Mit 27 Mitgliedsstaaten ist die Europäische Union so gut wie unregierbar geworden. Der Streit um das Vertragsungetüm mit dem irreführenden Namen Reformvertrag beweist, dass die Regierungen hauptsächlich gegeneinander arbeiten. Die lange Nacht von Brüssel hat deutlich gemacht, wie nötig eine grundlegende Reform der Verfahren und Entscheidungswege ist.

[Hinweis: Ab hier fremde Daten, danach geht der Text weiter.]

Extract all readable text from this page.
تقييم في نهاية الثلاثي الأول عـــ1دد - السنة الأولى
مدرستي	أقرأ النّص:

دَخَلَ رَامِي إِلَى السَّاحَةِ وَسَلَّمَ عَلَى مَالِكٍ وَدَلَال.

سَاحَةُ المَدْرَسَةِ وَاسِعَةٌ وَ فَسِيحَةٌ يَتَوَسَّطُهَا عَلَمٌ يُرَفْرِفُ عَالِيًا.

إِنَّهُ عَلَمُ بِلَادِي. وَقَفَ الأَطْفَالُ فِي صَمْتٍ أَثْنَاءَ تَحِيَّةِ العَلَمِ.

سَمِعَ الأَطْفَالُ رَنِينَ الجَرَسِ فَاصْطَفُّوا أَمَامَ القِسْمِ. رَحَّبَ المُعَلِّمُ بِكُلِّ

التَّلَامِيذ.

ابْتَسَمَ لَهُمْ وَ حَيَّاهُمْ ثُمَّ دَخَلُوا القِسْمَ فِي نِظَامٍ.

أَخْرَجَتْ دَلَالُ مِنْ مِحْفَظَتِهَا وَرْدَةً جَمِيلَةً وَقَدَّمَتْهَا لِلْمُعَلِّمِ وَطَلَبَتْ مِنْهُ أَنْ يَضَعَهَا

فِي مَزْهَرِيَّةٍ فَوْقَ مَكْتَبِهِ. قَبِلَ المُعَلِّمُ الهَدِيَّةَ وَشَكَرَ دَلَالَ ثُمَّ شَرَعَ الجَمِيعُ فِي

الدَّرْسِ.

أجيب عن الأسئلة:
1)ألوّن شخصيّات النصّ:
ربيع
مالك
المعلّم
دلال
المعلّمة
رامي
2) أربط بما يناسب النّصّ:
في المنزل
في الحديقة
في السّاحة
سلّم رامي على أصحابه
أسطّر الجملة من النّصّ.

Polen wollte Europa einfach einmal beweisen wie wichtig es ist. Die Bundeskanzlerin und der französische Staatspräsident wetteiferten darum, wer denn nun die Gipfelregie führt. Vom feierlichen Geist der Berliner Erklärung zum 50. Geburtstag der EU, von Solidarität war nichts mehr zu spüren. Im März hatten sich die EU-Staats- und Regierungschefs noch versprochen, Europa voran zu bringen. Bei der praktischen Umsetzung jetzt in Brüssel war davon nicht mehr die Rede. Wenn es auch nicht offen ausgesprochen wurde, so ist doch klar: Das Europa der zwei Geschwindigkeiten steht unmittelbar bevor. Eine große Gruppe von Staaten wird die Integration alleine vorantreiben, während andere am Rand wie Polen oder Großbritannien bewusst zurück bleiben werden. Die Sitten verfallen, die europäische Idee nimmt Schaden.

Sinn schleierhaft

Es hätte nicht so viele Zugeständnisse an Polen geben dürfen. Die Bundeskanzlerin hätte als EU-Ratsvorsitzende hart bleiben müssen. Die übrigen Staaten hätten geschlossen Polen die Grenzen ihrer Toleranz aufzeigen müssen. Doch diese Geschlossenheit ließ sich nicht herstellen, also wurde weiter gepokert bis eine Formel herauskam, die normalen EU-Bürgern niemand mehr so richtig erläutern kann. Der gefledderte Reformvertrag

soll, wenn er denn jemals wirklich ratifiziert wird, jetzt mit bestimmten Teilen zu unterschiedlichen Zeitpunkten in Kraft treten. Das Abstimmungssystem der doppelten Mehrheit aus Mitgliedern und Bevölkerung kommt, aber es wird später eingeführt als geplant. Welchen Sinn das hat ist schleierhaft. Entweder ist das System gerecht und gut, dann kann man es so schnell wie möglich einführen oder es ist ungerecht, wie Polen behauptet, dann muss man es ganz bleiben lassen. Im Übrigen ist der Streit um die Abstimmungsregeln künstlich, da die Regeln in der Praxis nie angewendet wurden. Es gibt so gut wie nie Kampfabstimmungen im EU-Ministerrat.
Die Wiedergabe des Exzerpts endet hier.